Whole blood transcriptional signatures of age and survival identified in Long Life Family and Integrative Longevity Omics Studies

Although aging is a universal event, some individuals are able to achieve extreme longevity. The Long-Life Family Study (LLFS) enrolls participants from families enriched with long-lived individuals, serves as a valuable dataset for studying ageing phenotypes and identify potential intervention targets. We analyzed the association between age at blood draw and 16,284 RNAseq-based blood transcriptomic data from 2,167 LLFS participants with ages ranging from 18 to 107, replicated the results in the Integrative Longevity Omics Study (ILO) dataset of 20,884 RNAseq-based blood transcriptomic data from 419 participants, with ages ranging from 60 to 108, and further compared our findings to a published reference aging signature.

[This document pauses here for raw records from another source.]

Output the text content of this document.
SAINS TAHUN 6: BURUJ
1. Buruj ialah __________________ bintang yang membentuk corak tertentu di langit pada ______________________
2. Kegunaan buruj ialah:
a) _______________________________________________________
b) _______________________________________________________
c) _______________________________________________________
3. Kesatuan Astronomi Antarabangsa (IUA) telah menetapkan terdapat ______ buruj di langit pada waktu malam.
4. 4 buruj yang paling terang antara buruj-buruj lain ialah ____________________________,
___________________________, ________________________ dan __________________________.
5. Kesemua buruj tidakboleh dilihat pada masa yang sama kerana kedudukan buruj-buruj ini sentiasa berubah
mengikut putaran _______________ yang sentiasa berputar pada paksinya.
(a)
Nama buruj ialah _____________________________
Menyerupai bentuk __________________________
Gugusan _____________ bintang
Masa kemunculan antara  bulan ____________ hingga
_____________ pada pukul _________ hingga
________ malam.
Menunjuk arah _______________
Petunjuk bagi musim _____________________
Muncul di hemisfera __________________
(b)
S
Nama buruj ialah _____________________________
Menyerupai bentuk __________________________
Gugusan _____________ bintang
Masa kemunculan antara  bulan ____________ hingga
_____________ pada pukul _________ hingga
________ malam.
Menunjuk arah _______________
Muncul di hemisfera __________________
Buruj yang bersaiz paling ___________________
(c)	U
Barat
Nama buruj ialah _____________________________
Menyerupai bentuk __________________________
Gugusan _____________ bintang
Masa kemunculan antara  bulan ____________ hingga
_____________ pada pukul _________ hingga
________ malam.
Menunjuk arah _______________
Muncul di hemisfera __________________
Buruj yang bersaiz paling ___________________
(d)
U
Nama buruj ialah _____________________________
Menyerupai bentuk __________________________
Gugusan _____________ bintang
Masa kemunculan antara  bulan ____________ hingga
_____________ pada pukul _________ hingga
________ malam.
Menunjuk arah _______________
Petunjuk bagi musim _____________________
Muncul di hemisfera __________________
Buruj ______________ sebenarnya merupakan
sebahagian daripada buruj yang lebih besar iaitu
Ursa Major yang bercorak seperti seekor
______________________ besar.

We identified 4,227 transcripts increasing and 4,044 transcripts decreasing with age, and enrichment analysis revealed age-related upregulation of inflammatory and senescence-related pathways, and downregulation of MYC and Wnt/β-catenin targets, among others. Further, a subset of transcripts showed age associations unique to the longevity-enriched cohorts (LLFS and ILO). We also identified 314 transcripts significantly associated with mortality risk and found that pro-survival gene sets included NK cell-mediated cytotoxicity and GPCR signaling. Finally, increased transcriptomic age predicted using transcriptomic clock was strongly associated with increased mortality. In summary, this study identified robust transcriptomic signatures of aging and mortality in a longevity-enriched population, highlighting key biological pathways such as immune modulation, inflammation, and senescence.